Copies exécutoires REPUBLIQUE FRANCAISE

délivrées le :

AU NOM DU PEUPLE FRANCAIS

COUR D'APPEL DE PARIS

Pôle 6 - Chambre 5

ARRET DU 14 MARS 2024

(n° 2024/ , 14 pages)

Numéro d'inscription au répertoire général : N° RG 21/09875 - N° Portalis 35L7-V-B7F-CEXYP

Décision déférée à la Cour : Jugement du 18 Octobre 2021 -Conseil de Prud'hommes - Formation paritaire de PARIS - RG n° 20/04303

APPELANTE

Madame [X] [E]

[Adresse 2]

[Localité 4]

Représentée par Me Aurélien WULVERYCK, avocat au barreau de PARIS, toque : J091

INTIMEE

S.A. CREDIT LYONNAIS

[Adresse 1]

[Localité 3]

Représentée par Me Guillaume VERDIER, avocat au barreau de PARIS, toque : P0505

COMPOSITION DE LA COUR :

En application des dispositions des articles 805 et 907 du code de procédure civile, l'affaire a été débattue le 19 Octobre 2023, en audience publique, les avocats ne s'y étant pas opposés, devant Madame Marie-Christine HERVIER, Présidente de chambre, chargée du rapport.
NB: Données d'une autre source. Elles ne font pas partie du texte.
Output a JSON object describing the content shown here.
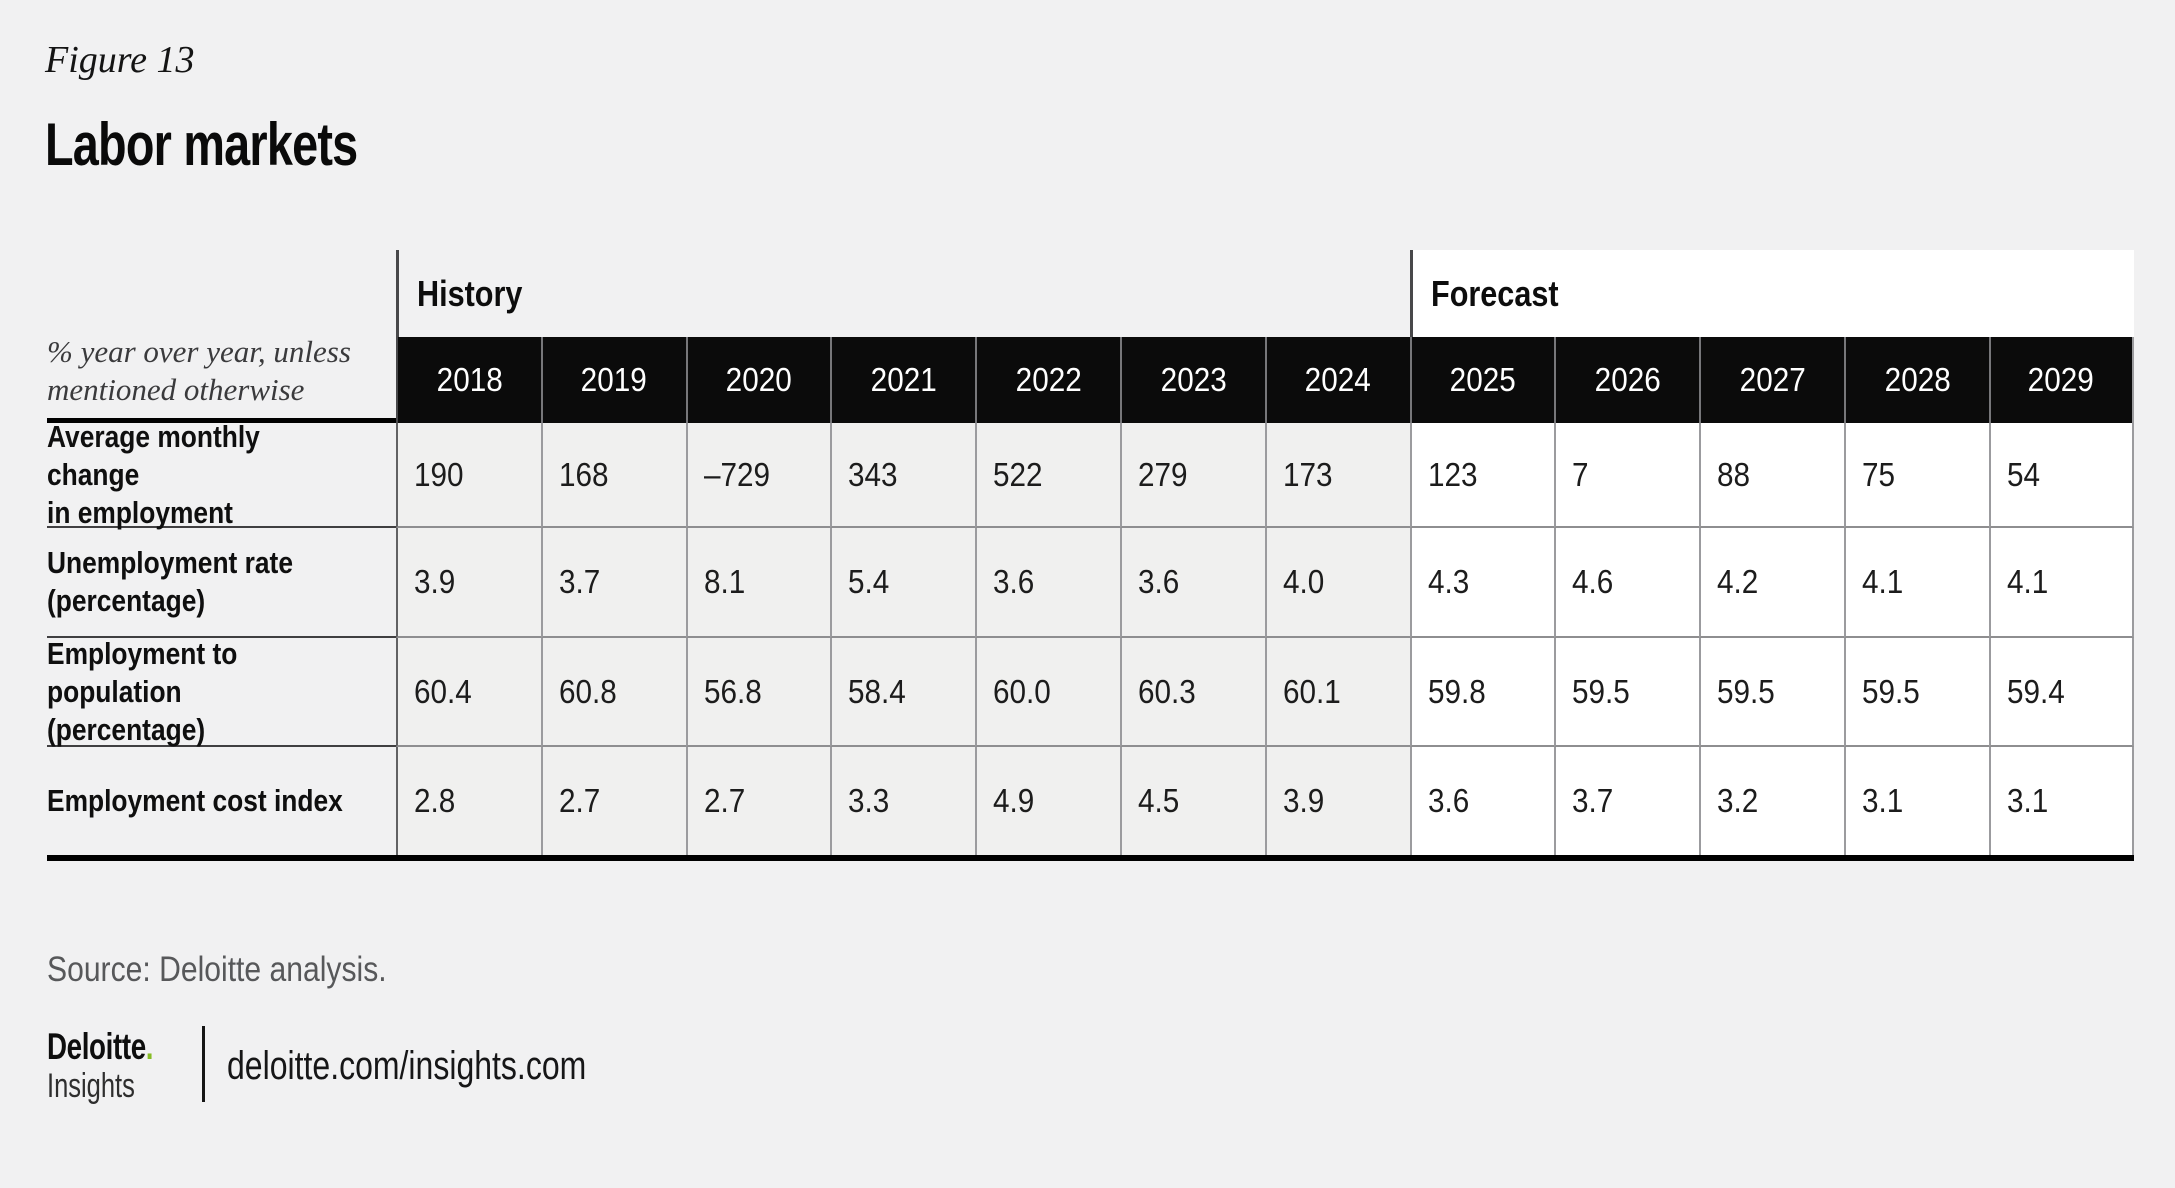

Ce magistrat a rendu compte des plaidoiries dans le délibéré de la Cour, entendu en son rapport, composée de :

Madame Marie-Christine HERVIER, Présidente de chambre et de la formation

Madame Catherine BRUNET, Présidente de chambre

Madame Séverine MOUSSY, Conseillère

Greffier, lors des débats : Madame Joanna FABBY

ARRET :

- CONTRADICTOIRE

- par mise à disposition de l'arrêt au greffe de la Cour, prorogée à ce jour, les parties en ayant été préalablement avisées dans les conditions prévues au deuxième alinéa de l'article 450 du code de procédure civile.
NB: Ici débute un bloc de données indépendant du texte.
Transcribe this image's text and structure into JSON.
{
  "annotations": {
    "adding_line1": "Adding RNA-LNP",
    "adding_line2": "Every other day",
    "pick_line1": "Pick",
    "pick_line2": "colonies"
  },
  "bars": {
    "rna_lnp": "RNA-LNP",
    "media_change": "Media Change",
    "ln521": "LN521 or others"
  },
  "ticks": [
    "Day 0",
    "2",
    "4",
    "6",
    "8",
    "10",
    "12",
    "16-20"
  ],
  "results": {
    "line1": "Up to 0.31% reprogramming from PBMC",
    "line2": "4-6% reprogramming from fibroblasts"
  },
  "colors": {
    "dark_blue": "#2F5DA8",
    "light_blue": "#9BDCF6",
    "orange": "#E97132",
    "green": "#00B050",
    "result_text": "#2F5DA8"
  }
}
- signé par Madame Marie-Christine HERVIER, Présidente de chambre, et par Madame Joanna FABBY, Greffière à laquelle la minute a été remise par le magistrat signataire.

EXPOSE DU LITIGE :

Par contrat à durée indéterminée à effet au 14 juin 2016, Mme [X] [E] a été embauchée par la société Crédit Lyonnais en qualité de conseiller clientèle professionnels, statut cadre intégré, niveau H selon la convention collective nationale de la banque applicable à la relation de travail. En dernier lieu, elle percevait une rémunération conduisant à une moyenne mensuelle brute de 2 712,31 euros pour une durée annuelle de travail de 1 607 heures et était affectée à l'agence de [Localité 5] Madeleine.
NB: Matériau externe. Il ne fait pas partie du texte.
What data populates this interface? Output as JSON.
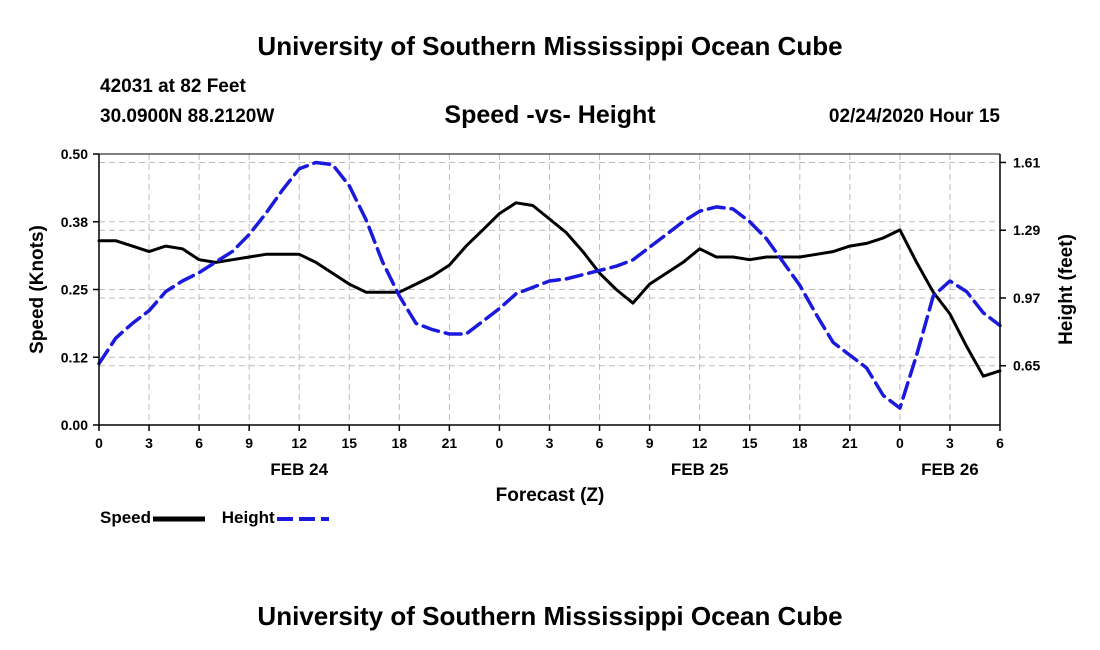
{
  "header": {
    "title": "University of Southern Mississippi Ocean Cube",
    "station": "42031 at 82 Feet",
    "coords": "30.0900N 88.2120W",
    "subtitle": "Speed -vs- Height",
    "datetime": "02/24/2020 Hour 15"
  },
  "footer": {
    "title": "University of Southern Mississippi Ocean Cube"
  },
  "legend": {
    "speed_label": "Speed",
    "height_label": "Height"
  },
  "colors": {
    "speed": "#000000",
    "height": "#1a1adc",
    "grid": "#bbbbbb"
  },
  "chart_data": {
    "type": "line",
    "title": "Speed -vs- Height",
    "xlabel": "Forecast (Z)",
    "ylabel_left": "Speed (Knots)",
    "ylabel_right": "Height (feet)",
    "xlim": [
      0,
      54
    ],
    "ylim_left": [
      0.0,
      0.5
    ],
    "ylim_right": [
      0.37,
      1.65
    ],
    "x_ticks": [
      0,
      3,
      6,
      9,
      12,
      15,
      18,
      21,
      24,
      27,
      30,
      33,
      36,
      39,
      42,
      45,
      48,
      51,
      54
    ],
    "x_tick_labels": [
      "0",
      "3",
      "6",
      "9",
      "12",
      "15",
      "18",
      "21",
      "0",
      "3",
      "6",
      "9",
      "12",
      "15",
      "18",
      "21",
      "0",
      "3",
      "6"
    ],
    "date_labels": [
      {
        "x": 12,
        "label": "FEB 24"
      },
      {
        "x": 36,
        "label": "FEB 25"
      },
      {
        "x": 51,
        "label": "FEB 26"
      }
    ],
    "y_left_ticks": [
      0.0,
      0.125,
      0.25,
      0.375,
      0.5
    ],
    "y_left_tick_labels": [
      "0.00",
      "0.12",
      "0.25",
      "0.38",
      "0.50"
    ],
    "y_right_ticks": [
      0.65,
      0.97,
      1.29,
      1.61
    ],
    "y_right_tick_labels": [
      "0.65",
      "0.97",
      "1.29",
      "1.61"
    ],
    "grid": true,
    "legend_position": "bottom-left",
    "series": [
      {
        "name": "Speed",
        "axis": "left",
        "style": "solid",
        "x": [
          0,
          1,
          2,
          3,
          4,
          5,
          6,
          7,
          8,
          9,
          10,
          11,
          12,
          13,
          14,
          15,
          16,
          17,
          18,
          19,
          20,
          21,
          22,
          23,
          24,
          25,
          26,
          27,
          28,
          29,
          30,
          31,
          32,
          33,
          34,
          35,
          36,
          37,
          38,
          39,
          40,
          41,
          42,
          43,
          44,
          45,
          46,
          47,
          48,
          49,
          50,
          51,
          52,
          53,
          54
        ],
        "values": [
          0.34,
          0.34,
          0.33,
          0.32,
          0.33,
          0.325,
          0.305,
          0.3,
          0.305,
          0.31,
          0.315,
          0.315,
          0.315,
          0.3,
          0.28,
          0.26,
          0.245,
          0.245,
          0.245,
          0.26,
          0.275,
          0.295,
          0.33,
          0.36,
          0.39,
          0.41,
          0.405,
          0.38,
          0.355,
          0.32,
          0.28,
          0.25,
          0.225,
          0.26,
          0.28,
          0.3,
          0.325,
          0.31,
          0.31,
          0.305,
          0.31,
          0.31,
          0.31,
          0.315,
          0.32,
          0.33,
          0.335,
          0.345,
          0.36,
          0.3,
          0.245,
          0.205,
          0.145,
          0.09,
          0.1
        ]
      },
      {
        "name": "Height",
        "axis": "right",
        "style": "dashed",
        "x": [
          0,
          1,
          2,
          3,
          4,
          5,
          6,
          7,
          8,
          9,
          10,
          11,
          12,
          13,
          14,
          15,
          16,
          17,
          18,
          19,
          20,
          21,
          22,
          23,
          24,
          25,
          26,
          27,
          28,
          29,
          30,
          31,
          32,
          33,
          34,
          35,
          36,
          37,
          38,
          39,
          40,
          41,
          42,
          43,
          44,
          45,
          46,
          47,
          48,
          49,
          50,
          51,
          52,
          53,
          54
        ],
        "values": [
          0.66,
          0.78,
          0.85,
          0.91,
          1.0,
          1.05,
          1.09,
          1.14,
          1.19,
          1.27,
          1.37,
          1.48,
          1.58,
          1.61,
          1.6,
          1.5,
          1.34,
          1.14,
          0.98,
          0.85,
          0.82,
          0.8,
          0.8,
          0.86,
          0.92,
          0.99,
          1.02,
          1.05,
          1.06,
          1.08,
          1.1,
          1.12,
          1.15,
          1.21,
          1.27,
          1.33,
          1.38,
          1.4,
          1.39,
          1.33,
          1.25,
          1.14,
          1.03,
          0.89,
          0.76,
          0.7,
          0.64,
          0.51,
          0.45,
          0.7,
          0.98,
          1.05,
          1.0,
          0.9,
          0.84
        ]
      }
    ]
  }
}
Mme [E] a dénoncé le harcèlement moral dont elle s'estimait victime de la part de sa supérieure hiérarchique Mme [A] dans un mail qu'elle lui a adressé le 25 janvier 2019 pour lequel, elle lui a ultérieurement présenté des excuses. Elle a porté de nouvelles accusations à l'encontre de sa supérieure hiérarchique dans un courriel du 12 juillet 2019, lui reprochant le manque de pertinence de son évaluation et ses remarques sur l'origine de son nom.

Mme [E] a été dispensée d'activité du 12 juillet 2019 au 27 août 2019, dans l'attente d'une visite auprès du médecin du travail, lequel l'a déclarée apte dans un avis du 27 août 2019. A compter du 28 août 2019, elle a été affectée temporairement à l'agence Quartier Latin, puis, à sa demande, a retrouvé son affectation au sein de l'agence Madeleine à compter du 3 octobre 2019.

Une enquête a été diligentée par l'employeur conduisant à divers entretiens, menés en octobre 2019 et concluant à l'absence de harcèlement avéré.

Par courrier du 10 décembre 2019 lui notifiant sa mise à pied à titre conservatoire, Mme [E] a été convoquée à un entretien préalable à un éventuel licenciement fixé au 17 janvier 2020 et s'est vu notifier son licenciement pour faute grave par courrier adressé sous la même forme le 31 janvier 2020, l'employeur lui reprochant essentiellement ses propres agissements allant jusqu'à l'agression physique envers une autre salariée.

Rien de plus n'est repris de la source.